Da queste esperienze "private", ma sostanzialmente legate ai più vivi fermenti contemporanei, nasceranno gli ultimi due grandi lavori: lo Stabat Mater (1841) e 
quella Petite messe solennelle (composta nel 1863, ma orchestrata nel 1867), vero capolavoro che, scavalcando il romanticismo, anticipa alcune soluzioni estetiche 
e formali proprie del Novecento. 

Il teatro rossiniano

Autore di trentanove opere teatrali, delle musiche di scena per l'Edipo a Colono 
(nella traduzione di G. Giusti), di ventitré cantate e di altra musica vocale-strumentale 
sacra e profana, di pezzi da camera e per pianoforte (tra cui i celebri Album pour les 
enfants adolescents e Album des enfants dégourdis), Rossini rappresenta, al di là 
delle deformazioni che ne sono state fatte nel sec. XIX, l'ultimo vertice e la sintesi delle esperienze operistiche settecentesche e il loro superamento in una direzione tanto 
più originale quanto più laterale e indipendente rispetto al filone principale del Romanticismo europeo. 
È indubbio che l'ambito nel quale più profondamente incise sul piano del gusto 
l'esperienza rossiniana fu quello dell'opera comica; anche se la sua lezione - dove 
si escludano fenomeni di puro epigonismo e gli isolati esempi donizettiani - non risultò 
in pratica suscettibile di sviluppi ulteriori e segnò, di fatto, la fine del genere. 

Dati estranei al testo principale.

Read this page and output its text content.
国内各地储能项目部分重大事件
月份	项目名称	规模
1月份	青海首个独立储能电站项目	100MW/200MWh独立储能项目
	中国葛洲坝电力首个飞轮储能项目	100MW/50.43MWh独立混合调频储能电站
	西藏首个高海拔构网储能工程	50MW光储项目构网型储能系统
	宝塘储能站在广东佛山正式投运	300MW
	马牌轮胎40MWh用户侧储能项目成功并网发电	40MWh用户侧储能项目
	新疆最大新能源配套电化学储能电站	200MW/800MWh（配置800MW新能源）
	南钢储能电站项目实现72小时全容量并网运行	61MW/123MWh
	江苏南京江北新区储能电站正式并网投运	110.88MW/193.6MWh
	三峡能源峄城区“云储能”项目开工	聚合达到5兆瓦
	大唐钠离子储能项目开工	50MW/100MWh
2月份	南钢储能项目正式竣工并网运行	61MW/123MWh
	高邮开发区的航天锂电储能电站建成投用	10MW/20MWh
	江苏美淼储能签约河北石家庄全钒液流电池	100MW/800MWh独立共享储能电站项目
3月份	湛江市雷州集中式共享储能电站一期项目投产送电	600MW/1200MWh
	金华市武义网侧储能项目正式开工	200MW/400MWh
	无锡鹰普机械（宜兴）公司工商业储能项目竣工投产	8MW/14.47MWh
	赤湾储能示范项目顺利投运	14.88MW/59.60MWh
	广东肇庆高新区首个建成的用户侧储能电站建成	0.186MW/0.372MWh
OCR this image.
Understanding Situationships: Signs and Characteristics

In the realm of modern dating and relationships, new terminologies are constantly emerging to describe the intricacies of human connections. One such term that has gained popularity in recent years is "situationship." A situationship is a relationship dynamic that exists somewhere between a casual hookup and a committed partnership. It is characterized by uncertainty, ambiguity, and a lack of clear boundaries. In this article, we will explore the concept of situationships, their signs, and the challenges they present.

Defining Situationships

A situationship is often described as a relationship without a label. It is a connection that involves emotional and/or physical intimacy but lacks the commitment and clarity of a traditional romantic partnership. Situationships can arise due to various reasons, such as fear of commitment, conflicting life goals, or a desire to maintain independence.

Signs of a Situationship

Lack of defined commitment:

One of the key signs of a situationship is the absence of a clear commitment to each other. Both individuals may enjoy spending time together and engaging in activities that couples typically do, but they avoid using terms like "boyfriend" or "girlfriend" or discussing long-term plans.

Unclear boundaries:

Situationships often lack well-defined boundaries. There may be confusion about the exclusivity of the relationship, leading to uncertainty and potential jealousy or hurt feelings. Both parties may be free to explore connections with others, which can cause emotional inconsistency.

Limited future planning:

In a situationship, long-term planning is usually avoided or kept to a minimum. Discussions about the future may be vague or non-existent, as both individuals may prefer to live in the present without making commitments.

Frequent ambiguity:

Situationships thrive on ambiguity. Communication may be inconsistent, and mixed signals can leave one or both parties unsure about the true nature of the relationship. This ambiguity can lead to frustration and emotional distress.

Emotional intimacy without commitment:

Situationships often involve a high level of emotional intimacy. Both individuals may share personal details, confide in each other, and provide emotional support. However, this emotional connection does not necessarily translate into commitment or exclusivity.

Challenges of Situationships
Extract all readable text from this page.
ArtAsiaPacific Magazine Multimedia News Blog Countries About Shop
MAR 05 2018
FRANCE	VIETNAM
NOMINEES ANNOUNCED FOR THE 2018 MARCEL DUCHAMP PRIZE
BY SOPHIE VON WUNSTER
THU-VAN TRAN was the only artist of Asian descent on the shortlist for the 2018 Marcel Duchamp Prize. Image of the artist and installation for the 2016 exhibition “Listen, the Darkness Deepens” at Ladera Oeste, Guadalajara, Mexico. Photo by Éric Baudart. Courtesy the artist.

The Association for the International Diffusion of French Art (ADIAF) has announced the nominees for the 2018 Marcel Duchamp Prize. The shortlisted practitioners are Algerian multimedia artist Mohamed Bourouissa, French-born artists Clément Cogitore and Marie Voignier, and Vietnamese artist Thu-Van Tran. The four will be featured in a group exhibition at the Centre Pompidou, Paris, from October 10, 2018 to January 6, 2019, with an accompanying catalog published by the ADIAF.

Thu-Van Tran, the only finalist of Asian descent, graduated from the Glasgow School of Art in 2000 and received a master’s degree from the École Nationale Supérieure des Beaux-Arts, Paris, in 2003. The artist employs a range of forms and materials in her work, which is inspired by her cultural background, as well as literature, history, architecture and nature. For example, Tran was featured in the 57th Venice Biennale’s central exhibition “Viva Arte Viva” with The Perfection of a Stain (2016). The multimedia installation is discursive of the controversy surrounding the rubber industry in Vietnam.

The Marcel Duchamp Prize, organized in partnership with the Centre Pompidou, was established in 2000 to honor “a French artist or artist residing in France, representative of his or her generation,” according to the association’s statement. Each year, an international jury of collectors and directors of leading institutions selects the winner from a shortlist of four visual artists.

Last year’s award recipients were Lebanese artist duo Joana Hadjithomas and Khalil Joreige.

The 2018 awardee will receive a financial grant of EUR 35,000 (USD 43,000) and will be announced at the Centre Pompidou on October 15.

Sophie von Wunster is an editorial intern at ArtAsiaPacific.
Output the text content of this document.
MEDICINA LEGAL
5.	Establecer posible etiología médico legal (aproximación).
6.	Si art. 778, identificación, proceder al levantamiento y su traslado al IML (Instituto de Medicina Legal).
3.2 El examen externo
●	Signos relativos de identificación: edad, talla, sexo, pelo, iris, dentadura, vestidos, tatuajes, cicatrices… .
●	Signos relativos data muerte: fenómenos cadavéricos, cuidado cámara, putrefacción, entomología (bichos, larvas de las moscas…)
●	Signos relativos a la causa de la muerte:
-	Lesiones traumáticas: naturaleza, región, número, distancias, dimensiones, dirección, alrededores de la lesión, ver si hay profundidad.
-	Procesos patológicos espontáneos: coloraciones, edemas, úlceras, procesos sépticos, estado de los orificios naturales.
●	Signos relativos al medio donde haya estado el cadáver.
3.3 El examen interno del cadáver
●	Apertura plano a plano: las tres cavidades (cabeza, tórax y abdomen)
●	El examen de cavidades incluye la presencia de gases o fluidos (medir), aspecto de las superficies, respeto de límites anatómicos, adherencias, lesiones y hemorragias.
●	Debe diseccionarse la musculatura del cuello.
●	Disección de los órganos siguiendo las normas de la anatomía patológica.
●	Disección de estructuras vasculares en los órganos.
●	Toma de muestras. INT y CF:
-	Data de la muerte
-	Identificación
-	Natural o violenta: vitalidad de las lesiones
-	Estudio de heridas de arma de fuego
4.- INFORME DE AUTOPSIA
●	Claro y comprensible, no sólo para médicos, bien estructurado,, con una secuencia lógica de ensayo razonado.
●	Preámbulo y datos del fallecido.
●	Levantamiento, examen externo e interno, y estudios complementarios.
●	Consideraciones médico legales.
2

Il teatro comico rossiniano si presenta infatti anzitutto come modulazione ironica 
della struttura operistica buffa settecentesca, che viene privata di ogni adeguazione realistica per essere proposta in una dimensione volutamente 
convenzionale e paradossale. 
L'elemento oggettivante e straniante, rispetto all'azione e al libretto, è rappresentato 
dalla musica, che conferisce all'opera comica rossiniana il caratteristico ritmo 
incalzante (tale da travolgere i personaggi e da far esplodere come fuochi d'artificio 
le situazioni sceniche) e insieme esatto e geometrico, nonché la tonalità secca e agra, 
al limite del cinismo e della crudeltà: non a caso gli sviluppi estremi del teatro comico rossiniano (Le comte Ory) sembrano stabilire un naturale punto di aggancio con 
l'operetta francese. 
In un contesto neoclassico, anche più clamoroso sul piano dei risultati stilistici ed 
espressivi nonché ricco di momenti di folgorante bellezza formale, si collocano le 
opere serie di Rossini, che costituiscono un'esperienza di straordinario rinnovamento 
del teatro drammatico e che trovano nel Guglielmo Tell la realizzazione più alta ma 
anche più isolata e atipica. 
In quest'opera si ha la fusione irripetibile del clima grandioso ed estroverso del 
grand-opéra, grondante umori romantici, della purezza tutta italiana del segno 
vocale e del dionisiaco vitalismo ritmico delle precedenti esperienze buffe.